I am in an office of cubicles. There isn't much room as it is, and because of what I do for my job, my cubicle is generally very cluttery. Bins of program materials, mounted snake skins and insects, extra binoculars for young visitors, puppets, books stuffed with leaves for pressing, books and binders and magazines, posters with fish, diagrams of the sun, and water cycles stuffed in some corner, gifts for volunteers, a spotting scope, my binoculars, and my hiking pack among a few other things.
And now I have actually, willingly, agreed to share my already crowded space with another. Luckily, she doesn't take up too much space, and sits quietly on my desk in a nicely sized plastic container.
She arrived almost two weeks ago in a state that lead me to believe she was almost dead. She stayed in a one-inch square observation collection cube the entire time I was gone on vacation. I was sure she would be very expired by the time I got back. And actually didn't think much of her when I left.
However, upon my return, I found she was still quite alive and doing her best to do what she does best, spinning a very haphazard web in the space she had. There was frass on the bottom of the container telling me her digestive system was still functioning quite well. I felt terrible that she had been left, cooped up so uncaringly, for so long.
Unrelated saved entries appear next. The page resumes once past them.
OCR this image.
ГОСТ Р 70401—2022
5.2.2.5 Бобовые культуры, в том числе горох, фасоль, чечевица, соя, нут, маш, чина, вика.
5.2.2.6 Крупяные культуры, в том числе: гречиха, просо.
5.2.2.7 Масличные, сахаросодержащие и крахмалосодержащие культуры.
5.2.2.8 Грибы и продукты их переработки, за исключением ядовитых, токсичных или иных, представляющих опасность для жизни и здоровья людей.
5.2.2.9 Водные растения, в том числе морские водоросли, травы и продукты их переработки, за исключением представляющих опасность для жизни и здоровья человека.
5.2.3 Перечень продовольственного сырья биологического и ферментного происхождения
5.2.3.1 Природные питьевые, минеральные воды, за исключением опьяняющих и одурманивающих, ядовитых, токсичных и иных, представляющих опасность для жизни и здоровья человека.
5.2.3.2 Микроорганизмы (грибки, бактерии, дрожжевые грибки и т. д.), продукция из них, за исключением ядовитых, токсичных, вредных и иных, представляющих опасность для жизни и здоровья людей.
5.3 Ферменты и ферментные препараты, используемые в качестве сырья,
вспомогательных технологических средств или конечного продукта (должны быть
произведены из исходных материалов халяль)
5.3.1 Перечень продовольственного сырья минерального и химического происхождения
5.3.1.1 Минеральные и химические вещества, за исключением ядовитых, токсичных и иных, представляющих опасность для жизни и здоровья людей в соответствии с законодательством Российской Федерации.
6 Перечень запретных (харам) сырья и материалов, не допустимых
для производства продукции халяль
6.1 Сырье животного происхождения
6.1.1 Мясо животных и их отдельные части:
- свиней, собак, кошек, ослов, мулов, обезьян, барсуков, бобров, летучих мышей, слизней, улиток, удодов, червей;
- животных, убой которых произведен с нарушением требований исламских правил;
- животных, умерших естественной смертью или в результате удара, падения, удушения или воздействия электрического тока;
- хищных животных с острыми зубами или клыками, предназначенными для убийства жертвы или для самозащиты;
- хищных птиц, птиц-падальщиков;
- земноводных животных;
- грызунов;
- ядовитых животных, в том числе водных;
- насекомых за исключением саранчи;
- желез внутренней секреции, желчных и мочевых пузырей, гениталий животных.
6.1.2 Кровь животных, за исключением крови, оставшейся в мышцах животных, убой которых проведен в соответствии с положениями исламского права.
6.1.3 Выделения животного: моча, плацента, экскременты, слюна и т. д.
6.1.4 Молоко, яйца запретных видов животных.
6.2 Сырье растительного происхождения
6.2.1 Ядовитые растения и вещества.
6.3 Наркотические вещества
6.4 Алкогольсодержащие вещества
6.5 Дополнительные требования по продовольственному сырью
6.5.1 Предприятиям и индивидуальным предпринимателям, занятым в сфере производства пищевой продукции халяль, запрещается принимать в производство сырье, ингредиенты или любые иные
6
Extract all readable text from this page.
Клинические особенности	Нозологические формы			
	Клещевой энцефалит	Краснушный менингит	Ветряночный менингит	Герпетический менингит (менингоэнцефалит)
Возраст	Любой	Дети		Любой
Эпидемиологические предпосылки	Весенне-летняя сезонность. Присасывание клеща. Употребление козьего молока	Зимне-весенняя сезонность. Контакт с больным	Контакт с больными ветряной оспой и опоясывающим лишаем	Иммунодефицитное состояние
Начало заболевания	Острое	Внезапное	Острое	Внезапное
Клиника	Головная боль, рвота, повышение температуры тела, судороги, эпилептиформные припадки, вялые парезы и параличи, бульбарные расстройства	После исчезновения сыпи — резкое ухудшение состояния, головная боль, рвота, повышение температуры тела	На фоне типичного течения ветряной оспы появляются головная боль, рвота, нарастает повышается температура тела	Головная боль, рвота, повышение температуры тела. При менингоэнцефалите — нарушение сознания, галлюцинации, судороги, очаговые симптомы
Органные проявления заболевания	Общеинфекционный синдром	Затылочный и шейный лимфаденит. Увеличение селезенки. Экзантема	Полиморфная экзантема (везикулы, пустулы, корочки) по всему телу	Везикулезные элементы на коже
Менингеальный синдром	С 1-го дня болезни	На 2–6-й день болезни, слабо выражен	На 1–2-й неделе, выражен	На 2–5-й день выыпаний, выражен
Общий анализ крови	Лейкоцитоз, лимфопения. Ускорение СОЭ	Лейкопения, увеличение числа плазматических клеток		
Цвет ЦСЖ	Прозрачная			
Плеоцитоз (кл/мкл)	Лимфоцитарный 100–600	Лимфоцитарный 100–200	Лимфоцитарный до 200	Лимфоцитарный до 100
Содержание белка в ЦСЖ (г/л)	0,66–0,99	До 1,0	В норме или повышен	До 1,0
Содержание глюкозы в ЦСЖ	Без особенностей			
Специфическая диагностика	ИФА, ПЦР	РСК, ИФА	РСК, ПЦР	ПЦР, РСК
I quickly remedied that situation. A much larger container, covered on the bottom with potting soil, moss ledges to hide under, sticks to help with web anchoring, and a seemingly dead, but still walking around, wasp - and she was set.
It didn't take her long to whip up a rudimentary web and snare that wasp.
She worked hard and fast to bind the wings, and continued to work hard to try and bind the very active abdomen as the wasp struggled with more life than I thought was in it. The wasp's pincers were flying, and doing a great job of keeping Mrs. Widow at bay.
Look at the wasp, just flinging around, fighting back with all it had. And she was working as hard as she could to get her web wrapped around it to immobilize it in order to get a bite in. She did manage to get to the wasps abdomen once, and attempted several times to bite it. But I guess that exoskeleton was just too hard for her, and so she went for the head instead.
This wasp almost proved too much for her to handle. In her attempts to wrap it up, she got too close to those flying pincers, and lost one of her palps. You can see it there, stuck in the web just in front of her. She seemed to back off after that. And I had to call it a night myself.
However, upon my return this morning, the wasp was quite dead, and she had dislodged it from her web. I assume she won out in the end.